Vleugels bieden duidelijke voordelen bij onder meer het vinden van voedsel, en het voorkomen dat je zelf voedsel wordt. Maar zodra vliegen hiervoor niet meer noodzakelijk is, verliezen dieren hun vleugels in (voor evolutionaire begrippen) rap tempo. Dit gebeurt vaak op eilanden, de snelkookpannen van de evolutie. Vleugels zijn essentieel om hier terecht te komen, maar eenmaal ter plaatse zijn er vaak weinig natuurlijke vijanden, en kunnen dieren alles te voet af.

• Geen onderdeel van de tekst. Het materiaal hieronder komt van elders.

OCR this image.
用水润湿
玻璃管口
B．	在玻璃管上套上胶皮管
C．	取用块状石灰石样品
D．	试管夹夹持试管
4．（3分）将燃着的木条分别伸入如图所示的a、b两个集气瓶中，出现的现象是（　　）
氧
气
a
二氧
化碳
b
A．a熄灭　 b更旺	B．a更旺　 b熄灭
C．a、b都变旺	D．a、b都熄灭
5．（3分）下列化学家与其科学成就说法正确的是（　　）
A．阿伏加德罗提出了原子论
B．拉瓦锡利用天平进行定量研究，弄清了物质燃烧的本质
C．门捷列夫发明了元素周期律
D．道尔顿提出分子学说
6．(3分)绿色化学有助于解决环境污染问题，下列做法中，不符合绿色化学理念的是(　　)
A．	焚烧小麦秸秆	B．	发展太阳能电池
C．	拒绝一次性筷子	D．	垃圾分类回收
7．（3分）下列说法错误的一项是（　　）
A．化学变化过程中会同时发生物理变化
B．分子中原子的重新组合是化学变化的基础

Vleugels worden dan nodeloze ballast.
Ideeën in stapjes
Want hoe jaloersmakend de vliegkunsten van vogels ook zijn, vliegen kost veel energie, zoals we ook weten van onze eigen vliegmachines. Ook op die vliegers gaat Dawkins uitgebreid in: waarom blijven ze in de lucht, en wat zijn de overeenkomsten en verschillen met vogels? Interessant is Dawkins’ redenering over het ontwerpproces van vliegtuigen, dat hij door een evolutionaire bril bekijkt. Zo is straalaandrijving niet plotsklaps bedacht, maar ging er een lange geschiedenis van uitvindingen aan vooraf die min of meer op een straalmotor lijken. Een idee ontwikkelt zich in stapjes, en net als bij het mengen van genen door seksuele voortplanting, worden de ideeën van ingenieurs ook continu gemengd en aangepast.
Dawkins voert je langs de grote variatie aan dieren die zich allemaal op een unieke manier door de lucht bewegen. Hij bespreekt niet alleen het wonder van het vliegen zelf, maar ook andere waanzinnig interessante trucjes die gevleugelden zich eigen hebben gemaakt, zoals de echolocatie van vleermuizen en de navigatiemethoden van trekvogels. Dankzij Dawkins’ aanstekelijke enthousiasme en de prachtige illustraties van Jana Lenzová vlieg je door het boek heen.